Show Rundown: May 23, 2017
Show Rundown: May 23, 2017
Wolfie goes Embedded with Bigfoot, plus Jamie Foxx joins Howard in the studio
Good Morning Everybody!
On the heels of Robin’s news story on Monday noting the benefits of sleeping naked, Ronnie “the Limo Driver” Mund decided to disclose that he does indeed slumber entirely in the nude.
“Yeah, it’s cool,” he told a nauseated Howard, explaining that “in the middle of the night you never know what’s going to happen.” Furthermore, Ronnie revealed that “it” even happened last night.
Ronnie’s fiancée Stephanie was watching television in bed while he slept and when she turned it off and went to cuddle up to him, she found what he described as a powerful “piss hard-on.”
Robin, Howard, and Fred were floored by the description, but Ronnie would not be stopped. “Piss hard-ons are the best, man. They’re like fucking logs,” he continued.

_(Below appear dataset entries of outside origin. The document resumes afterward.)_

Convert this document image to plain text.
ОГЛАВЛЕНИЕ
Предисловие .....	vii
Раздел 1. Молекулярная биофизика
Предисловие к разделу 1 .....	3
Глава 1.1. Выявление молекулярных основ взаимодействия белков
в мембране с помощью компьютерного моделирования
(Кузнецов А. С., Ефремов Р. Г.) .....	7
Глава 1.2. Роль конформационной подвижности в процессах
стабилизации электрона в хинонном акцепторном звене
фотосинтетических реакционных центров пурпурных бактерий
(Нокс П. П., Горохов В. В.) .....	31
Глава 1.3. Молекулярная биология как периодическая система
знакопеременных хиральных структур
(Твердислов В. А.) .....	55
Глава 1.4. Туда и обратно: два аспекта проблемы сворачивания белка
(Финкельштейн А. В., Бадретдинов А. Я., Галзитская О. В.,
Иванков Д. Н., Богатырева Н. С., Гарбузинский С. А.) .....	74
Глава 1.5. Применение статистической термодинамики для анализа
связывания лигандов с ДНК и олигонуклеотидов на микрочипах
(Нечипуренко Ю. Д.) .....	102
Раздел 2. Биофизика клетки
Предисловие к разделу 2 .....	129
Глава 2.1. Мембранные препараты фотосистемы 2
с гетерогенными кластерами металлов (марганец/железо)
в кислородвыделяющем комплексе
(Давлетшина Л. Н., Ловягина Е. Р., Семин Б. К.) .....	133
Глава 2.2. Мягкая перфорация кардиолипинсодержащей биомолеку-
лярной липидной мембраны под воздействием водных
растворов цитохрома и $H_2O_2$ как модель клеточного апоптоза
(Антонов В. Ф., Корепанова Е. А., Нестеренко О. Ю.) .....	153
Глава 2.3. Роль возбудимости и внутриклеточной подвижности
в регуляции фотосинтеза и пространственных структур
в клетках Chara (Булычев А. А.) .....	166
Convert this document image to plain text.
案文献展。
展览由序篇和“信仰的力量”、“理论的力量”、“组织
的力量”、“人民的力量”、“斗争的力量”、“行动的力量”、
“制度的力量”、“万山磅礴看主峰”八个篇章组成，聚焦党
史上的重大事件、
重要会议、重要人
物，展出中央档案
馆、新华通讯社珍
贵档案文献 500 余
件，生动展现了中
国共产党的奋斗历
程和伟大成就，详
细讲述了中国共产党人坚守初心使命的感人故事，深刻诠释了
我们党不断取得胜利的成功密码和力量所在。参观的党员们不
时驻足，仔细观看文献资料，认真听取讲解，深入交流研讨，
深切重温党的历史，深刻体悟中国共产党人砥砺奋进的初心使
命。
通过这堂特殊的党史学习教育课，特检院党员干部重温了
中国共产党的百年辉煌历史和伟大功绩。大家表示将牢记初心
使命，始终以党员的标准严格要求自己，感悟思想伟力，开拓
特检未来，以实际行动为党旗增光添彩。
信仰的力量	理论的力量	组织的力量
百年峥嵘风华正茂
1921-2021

If that story didn’t convince you of Ronnie’s charm, he also discussed his back hair grooming habits.
“It’s a lot more comfortable without that hair,” the 67-year-old, who enlists the aid of a Mangroomer and a floor full of newspapers, admitted.
Howard wondered if Stephanie was forced to feel beard-like stubble on his back as a result of the shaving efforts, but Ronnie wasn’t concerned. “That’s her fucking problem, not mine,” he said.